What Carriers Actually Discount
Premiums for solo and small-group practices have crept up since 2022, and telehealth-heavy practices have seen the steepest jumps in a few states. The good news is most carriers will discount specific things you can document. Ask for each one.
- Risk management course completion. Usually 5 to 10 percent off, sometimes more. Many carriers run free online CME-eligible courses that double as discount triggers.
- Use of a HIPAA-compliant telehealth platform with a signed BAA. Some carriers explicitly reward platforms that meet healthcare-grade standards over consumer video tools.
- Documented informed consent process. A written telehealth consent on file before the first visit.
- Documented patient identity and location verification. Often built into the platform's intake flow.
- Tail coverage for prior carriers. Continuous coverage history reduces your premium because it removes the gap question.
- Specialty-specific protocols. Especially in psychiatry and behavioral health, having written protocols for suicidality assessment over telehealth is sometimes a discount and almost always a defense.
- Multi-year prepay. Two- and three-year prepaid policies often save 3 to 7 percent.
Don't be shy. Brokers earn commission on the premium they sell you, so they don't always lead with discounts. Bring a checklist to renewal and walk through it.
Limits and Aggregates: How Much Coverage Is Enough
The reflexive answer for primary care, internal medicine, and family practice is $1 million per claim and $3 million aggregate. That's the floor most hospital privileging committees and many state requirements use. For a small private practice running outpatient telehealth, it's usually adequate.
Where you raise limits:
- High-risk specialties. OB/GYN, surgery, emergency medicine, and interventional specialties live with higher claim severities. $2 million per claim is the more common floor.
- States with high settlement values. New York, Illinois, Florida, and a handful of others see settlements that can exceed standard limits. If you treat patients in those states, run the math on $2 million or $3 million per claim.
- Group practice with multiple providers. Each provider's claims chip at the same aggregate unless the policy is structured per-provider. A four-provider practice on shared $3 million aggregate can exhaust limits faster than partners realize.
- Significant personal assets.

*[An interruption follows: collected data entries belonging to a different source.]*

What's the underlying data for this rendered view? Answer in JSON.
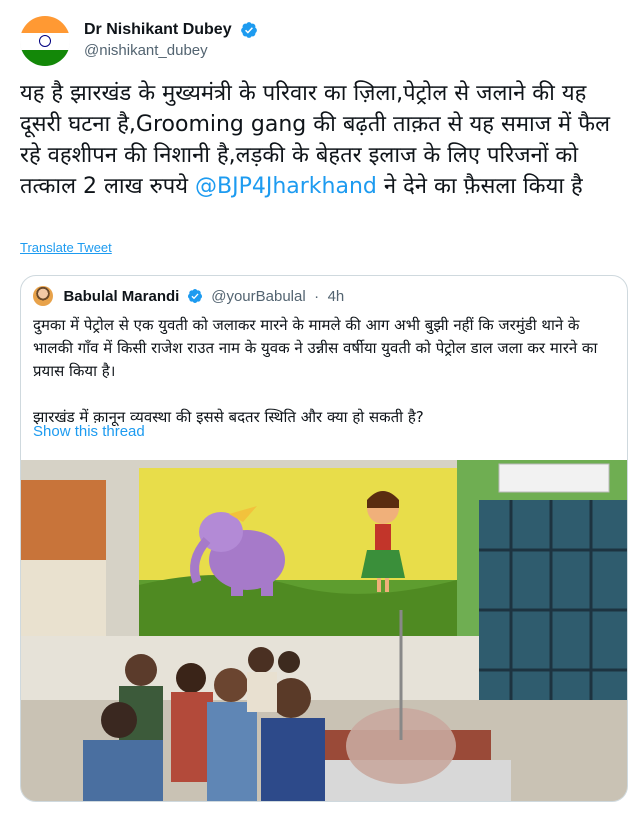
{
  "author": {
    "display_name": "Dr Nishikant Dubey",
    "handle": "@nishikant_dubey",
    "verified": true,
    "avatar_icon": "india-flag-avatar"
  },
  "tweet": {
    "text_before": "यह है झारखंड के मुख्यमंत्री के परिवार का ज़िला,पेट्रोल से जलाने की यह दूसरी घटना है,Grooming gang की बढ़ती ताक़त से यह समाज में फैल रहे वहशीपन की निशानी है,लड़की के बेहतर इलाज के लिए परिजनों को तत्काल 2 लाख रुपये ",
    "mention": "@BJP4Jharkhand",
    "text_after": " ने देने का फ़ैसला किया है",
    "translate_label": "Translate Tweet"
  },
  "quoted_tweet": {
    "display_name": "Babulal Marandi",
    "handle": "@yourBabulal",
    "separator": "·",
    "time": "4h",
    "verified": true,
    "text": "दुमका में पेट्रोल से एक युवती को जलाकर मारने के मामले की आग अभी बुझी नहीं कि जरमुंडी थाने के भालकी गाँव में किसी राजेश राउत नाम के युवक ने उन्नीस वर्षीया युवती को पेट्रोल डाल जला कर मारने का प्रयास किया है।\n\nझारखंड में क़ानून व्यवस्था की इससे बदतर स्थिति और क्या हो सकती है?",
    "show_thread_label": "Show this thread",
    "media_icon": "hospital-ward-photo"
  },
  "colors": {
    "link": "#1d9bf0",
    "text": "#0f1419",
    "muted": "#536471",
    "border": "#cfd9de"
  }
}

An umbrella personal liability policy doesn't substitute for higher professional limits, but high-net-worth providers often raise limits as basic asset protection.

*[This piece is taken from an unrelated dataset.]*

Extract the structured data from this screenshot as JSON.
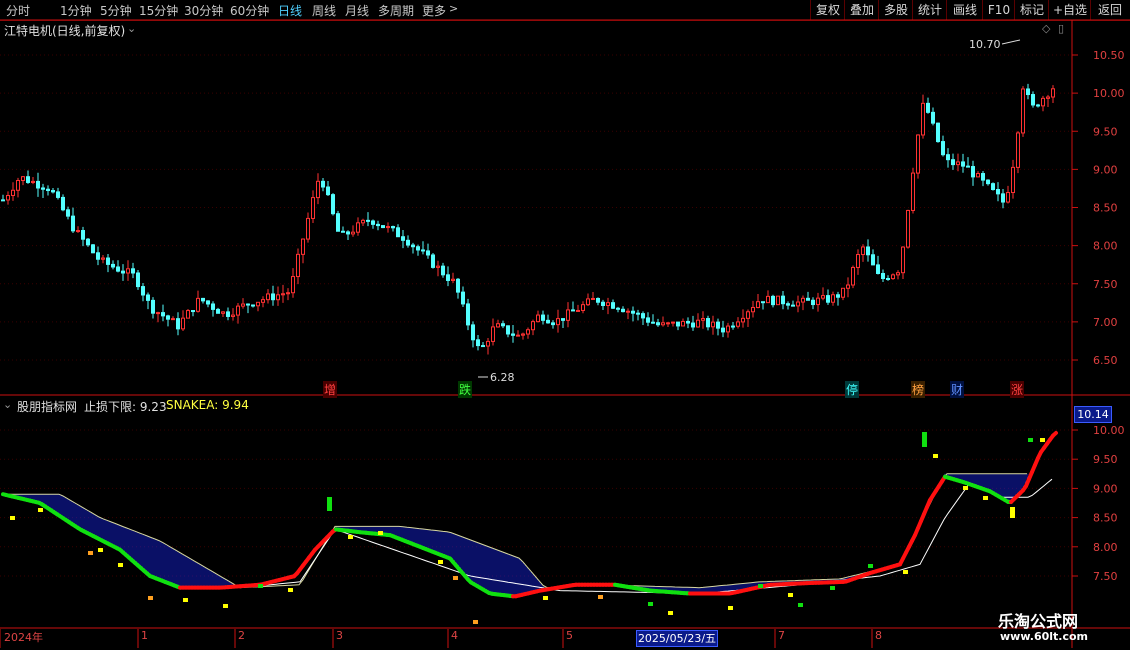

Going below $1 million almost never makes financial sense for a practicing physician. The premium savings are small and the exposure is enormous. For nurse practitioners and PAs running independent telehealth panels in states that allow it, the same logic applies, just at slightly different base rates.
The Takeaway
Telehealth malpractice insurance is not a separate product for most small practices. It's a set of questions to ask your existing carrier, a few endorsements you may or may not need, and a cyber liability policy that sits next to your malpractice policy. The work is in the asking and the documenting, not in buying expensive new coverage.
The short version of what every small practice should do this month:
- Email your carrier and confirm telehealth coverage across all your licensed states, in writing.
- Decide whether you're on a claims-made or occurrence policy and budget the tail if applicable.
- Buy a real cyber liability policy with sub-limits that aren't a joke.
- Standardize your telehealth documentation so every note has identity, location, modality, consent reference, limitations, and follow-up plan.
- Walk through the discount checklist at your next renewal.
None of this is glamorous. None of it is expensive relative to the protection it buys. A small practice doing modern telehealth without going through these five items is taking a risk it doesn't need to take. Spend the hour, send the emails, and get back to seeing patients.